Ces critères existent donc toujours ? Tout n’est-il pas permis aujourd’hui ?
— Si, bien sûr, on peut tout se permettre ! Mais les références à la tonalité ou à la mélodie, vous rendent toujours suspects aux yeux de certains. Je n’écris pas une musique tonale, au sens classique du terme, mais j’y intègre volontiers des accords consonants, que d’autres ont définitivement répudiés, et je mêle à mon langage des éléments issus du passé. J’ai compris, au fil des années, qu’il était plus important d’être personnel qu’innovant à tout prix. Ne pas être prévisible, ne pas se noyer dans la grisaille (qu’elle soit néo-sérielle, ou néo-grégorienne à la manière de certains compositeurs baltes d’aujourd’hui), voilà quels sont mes préceptes. Je ne suis pas non plus très attiré par les musiques minimalistes venues des États-Unis. Je préfère l’axe Paris-Prague-Moscou, via Ravel, Mahler, Janacek, Bartok et Moussorgski, à l’axe Paris-New York-Los Angeles. De toute manière, mes partitions ne sont pas des arguments à usage polémique, ce sont des œuvres, tout simplement.
 
Vous sentez-vous attiré par les musiques extra-européennes ?
— Oui, je suis sensible aux musiques du Japon (que Jolivet a contribué à me faire découvrir) et à celles du Proche-Orient en particulier.
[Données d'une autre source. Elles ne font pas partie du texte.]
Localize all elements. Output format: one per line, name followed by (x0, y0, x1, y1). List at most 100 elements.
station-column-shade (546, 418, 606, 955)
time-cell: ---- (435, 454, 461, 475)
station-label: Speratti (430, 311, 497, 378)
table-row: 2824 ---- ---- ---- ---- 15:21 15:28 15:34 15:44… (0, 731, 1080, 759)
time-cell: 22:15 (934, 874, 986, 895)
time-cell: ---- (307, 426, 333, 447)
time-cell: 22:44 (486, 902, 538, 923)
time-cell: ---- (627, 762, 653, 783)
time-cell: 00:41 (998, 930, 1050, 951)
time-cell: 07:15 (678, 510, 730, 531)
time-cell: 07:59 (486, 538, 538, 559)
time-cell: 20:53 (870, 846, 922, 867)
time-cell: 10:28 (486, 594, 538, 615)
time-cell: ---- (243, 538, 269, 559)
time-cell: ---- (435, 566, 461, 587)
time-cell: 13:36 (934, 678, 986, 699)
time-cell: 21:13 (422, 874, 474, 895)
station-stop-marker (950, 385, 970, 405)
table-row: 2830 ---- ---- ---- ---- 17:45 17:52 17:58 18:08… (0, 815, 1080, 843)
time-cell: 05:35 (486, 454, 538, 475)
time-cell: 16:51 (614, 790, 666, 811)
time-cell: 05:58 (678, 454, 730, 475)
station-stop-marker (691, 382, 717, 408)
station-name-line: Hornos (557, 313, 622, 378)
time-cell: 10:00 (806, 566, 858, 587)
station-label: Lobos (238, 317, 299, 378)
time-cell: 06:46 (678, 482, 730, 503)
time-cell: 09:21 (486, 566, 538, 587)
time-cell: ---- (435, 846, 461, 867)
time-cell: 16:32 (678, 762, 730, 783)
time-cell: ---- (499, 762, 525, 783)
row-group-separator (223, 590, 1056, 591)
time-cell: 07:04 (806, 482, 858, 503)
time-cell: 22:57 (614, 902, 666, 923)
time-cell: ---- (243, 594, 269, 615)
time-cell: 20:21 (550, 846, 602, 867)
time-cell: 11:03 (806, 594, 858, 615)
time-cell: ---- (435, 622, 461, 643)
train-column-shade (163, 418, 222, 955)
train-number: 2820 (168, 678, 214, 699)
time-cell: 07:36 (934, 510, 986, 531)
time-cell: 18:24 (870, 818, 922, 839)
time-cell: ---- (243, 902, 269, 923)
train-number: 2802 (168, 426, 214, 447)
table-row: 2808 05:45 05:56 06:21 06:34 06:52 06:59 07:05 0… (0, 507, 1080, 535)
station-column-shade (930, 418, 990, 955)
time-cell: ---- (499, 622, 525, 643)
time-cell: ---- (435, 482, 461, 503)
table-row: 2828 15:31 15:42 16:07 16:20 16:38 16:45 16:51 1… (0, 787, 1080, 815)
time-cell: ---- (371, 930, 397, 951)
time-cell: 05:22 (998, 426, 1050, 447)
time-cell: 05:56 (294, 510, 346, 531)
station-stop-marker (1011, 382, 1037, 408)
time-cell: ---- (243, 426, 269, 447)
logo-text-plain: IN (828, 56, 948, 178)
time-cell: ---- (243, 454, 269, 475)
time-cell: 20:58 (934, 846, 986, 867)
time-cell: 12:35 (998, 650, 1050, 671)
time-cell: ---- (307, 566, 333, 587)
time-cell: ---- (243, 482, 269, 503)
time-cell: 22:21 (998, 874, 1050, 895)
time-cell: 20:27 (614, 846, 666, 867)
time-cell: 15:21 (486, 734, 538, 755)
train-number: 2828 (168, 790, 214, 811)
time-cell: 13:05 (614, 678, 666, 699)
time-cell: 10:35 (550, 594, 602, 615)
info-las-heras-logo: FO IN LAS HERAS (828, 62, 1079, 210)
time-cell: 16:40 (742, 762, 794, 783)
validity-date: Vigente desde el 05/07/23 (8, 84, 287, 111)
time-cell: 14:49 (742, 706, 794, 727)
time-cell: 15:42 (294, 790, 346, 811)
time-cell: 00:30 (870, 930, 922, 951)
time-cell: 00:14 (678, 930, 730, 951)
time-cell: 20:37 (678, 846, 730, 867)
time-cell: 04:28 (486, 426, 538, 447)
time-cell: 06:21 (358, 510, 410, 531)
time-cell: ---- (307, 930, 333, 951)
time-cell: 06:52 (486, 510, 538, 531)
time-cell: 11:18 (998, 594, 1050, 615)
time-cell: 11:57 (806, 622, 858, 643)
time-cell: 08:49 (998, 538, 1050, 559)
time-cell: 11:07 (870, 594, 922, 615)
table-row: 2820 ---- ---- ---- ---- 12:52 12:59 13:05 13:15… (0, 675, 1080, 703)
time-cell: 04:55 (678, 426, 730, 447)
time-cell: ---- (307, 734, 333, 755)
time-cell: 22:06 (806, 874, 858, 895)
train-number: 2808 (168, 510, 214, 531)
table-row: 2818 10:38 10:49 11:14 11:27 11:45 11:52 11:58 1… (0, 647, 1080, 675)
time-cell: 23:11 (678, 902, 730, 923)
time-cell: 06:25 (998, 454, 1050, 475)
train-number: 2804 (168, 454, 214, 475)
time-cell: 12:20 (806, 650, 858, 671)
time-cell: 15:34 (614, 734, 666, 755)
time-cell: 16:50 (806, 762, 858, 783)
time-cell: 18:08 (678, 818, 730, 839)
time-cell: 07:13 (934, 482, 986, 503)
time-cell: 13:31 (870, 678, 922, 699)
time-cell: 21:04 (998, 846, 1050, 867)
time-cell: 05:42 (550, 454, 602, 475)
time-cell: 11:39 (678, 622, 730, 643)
Mais je n’utilise pas d’instrument exotique dans ma musique. Je n’emploie pas davantage l’électronique, car je ne suis guère attiré par les sons produits électriquement. La voix est au contraire un élément de plus en plus important pour moi : j’aime la voix, et j’évite de la martyriser ! De même, je n’utilise jamais les instruments contre eux-mêmes ou à la périphérie de leurs possibilités.
 
Que vous inspirent l’immense patrimoine musical de tous les temps et de tous les pays aujourd’hui disponible sur disque, l’immense patrimoine littéraire disponible en livre de poche ?
— Je conçois qu’on puisse être bloqué face à un tel héritage, je comprends aussi que certains affirment que tout est fini, que tout a été dit. Mais il ne faut pas se laisser intimider, sinon plus rien ne sera fait. Il faut se réjouir que ce patrimoine soit aujourd’hui à notre portée, et ne pas hésiter à y puiser des forces nouvelles.